DMZ Networks

Reasoning

To fulfill higher levels of security measures the standard metal-stack approach with a single firewall in front of a set of machines might be insufficient. There are cases where two physically distinct firewalls in front of application workload are mandatory. In traditional network terms this is known as DMZ approach.

For Kubernetes workloads it makes sense to use the front cluster for ingress, WAF purposes and as outgoing proxy. The clusters may be used for application workload.

DMZ network

  • Use a separate DMZ network prefix for every tenant
  • This is used as intermediate network btw. private networks of a tenant and the internet
  • For every partition a distinct DMZ firewall/cluster is needed for a tenant
  • For Gardener orchestrated Kubernetes clusters this network must be a publicly reachable internet prefix because shoot clusters need a vpn service that is used for instrumentation from the seed cluster - this will be a requirement as long as the inverse vpn tunnel feature Konnectivity is not available to us.

Approach 1: DMZ with publicly reachable internet prefix

DMZ Internet

A DMZ network with publicly reachable internet prefix will look like this in the metal-api:

---
description: DMZ-Network
destinationprefixes:
- 0.0.0.0/0
id: dmz
labels:
  network.metal-stack.io/default-external: ""
name: DMZ-Network
parentnetworkid: null
partitionid: ""
prefixes:
- 212.90.30.128/25
privatesuper: false
projectid: ""
vrf: 104007
vrfshared: false
nat: true
shared: false
underlay: false

DMZ firewall

The firewall of the DMZ will intersect its private network for attached machines, the DMZ network and the public internet.

  • The private network of the project needs to import
    • the default route from the internet network
    • the DMZ network
  • The internet network must import the DMZ network
  • The DMZ network provides the default route for tenant's clusters in a partition. It imports the default route from the internet network

Application Firewall

The firewall of application workloads intersects its private network for attached machines and the DMZ network.

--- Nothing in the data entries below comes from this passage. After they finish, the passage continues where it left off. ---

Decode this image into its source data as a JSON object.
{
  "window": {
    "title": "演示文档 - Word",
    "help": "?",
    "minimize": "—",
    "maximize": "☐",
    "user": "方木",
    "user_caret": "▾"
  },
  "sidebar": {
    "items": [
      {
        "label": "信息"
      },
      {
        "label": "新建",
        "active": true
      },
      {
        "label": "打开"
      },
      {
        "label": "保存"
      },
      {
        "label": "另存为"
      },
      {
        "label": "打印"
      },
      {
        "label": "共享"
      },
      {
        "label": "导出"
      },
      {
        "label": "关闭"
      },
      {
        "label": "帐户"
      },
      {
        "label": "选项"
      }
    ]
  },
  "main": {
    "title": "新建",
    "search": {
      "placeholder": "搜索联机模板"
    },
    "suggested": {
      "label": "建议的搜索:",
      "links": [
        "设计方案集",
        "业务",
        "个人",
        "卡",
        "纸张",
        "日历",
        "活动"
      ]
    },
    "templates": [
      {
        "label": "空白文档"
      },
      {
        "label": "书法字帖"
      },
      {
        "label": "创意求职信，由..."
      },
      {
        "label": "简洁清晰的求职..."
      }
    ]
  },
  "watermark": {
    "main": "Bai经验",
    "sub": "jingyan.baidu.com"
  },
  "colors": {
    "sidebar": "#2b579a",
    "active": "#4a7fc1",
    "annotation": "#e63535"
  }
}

This is currently supported by the metal-networker and needs no further changes!

Approach 2: DMZ with private IPs

DMZ Internet

A DMZ network with private IPs will look like this in the metal-api:

---
description: DMZ-Network
destinationprefixes:
- 0.0.0.0/0
id: dmz
labels:
  network.metal-stack.io/default-external: ""
name: DMZ-Network
parentnetworkid: tenant-super-network-fra-equ01
partitionid: fra-equ01
prefixes:
- 10.90.30.128/25
privatesuper: false
projectid: ""
vrf: 4711
vrfshared: false
nat: true
shared: true # it's usable from multiple projects
underlay: false

DMZ firewall

The firewall of the DMZ will intersect its private network for attached machines, the DMZ network and the public internet.

  • The private network of the project needs to import
    • the default route from the internet network
    • the DMZ network
  • The internet network must import the DMZ network (only locally, no-export)
  • The DMZ network provides the default route for tenant's clusters in a partition. It imports the default route from the internet network

Application Firewall

The firewall of application workloads intersects its private network for attached machines and the DMZ network.

Code Changes / Implications

  • metal-networker and metal-ccm assume that there is only one network providing the default-route
  • metal-networker needs to
    • import the default route from the internet network to the dmz network (DMZ Firewall)
    • import the DMZ network to the internet network and adjusting NAT rules (DMZ Firewall)
    • import destination prefixes of the DMZ network to the private primary network (DMZ Firewall, Application Firewall)
    • import DMZ-IPs of the private primary network to the DMZ network (DMZ Firewall, Application Firewall)
  • metal-api: destination prefixes of private networks need to be configurable (allocateNetwork)
  • gardener-extension-provider-metal: needs to be able to delete DMZ clusters (but skip the network deletion part)
  • the application firewall is not publicly reachable - for debugging purposes a hop over the DMZ firewall is needed

Decision

We decided to follow the second approach with private DMZ networks.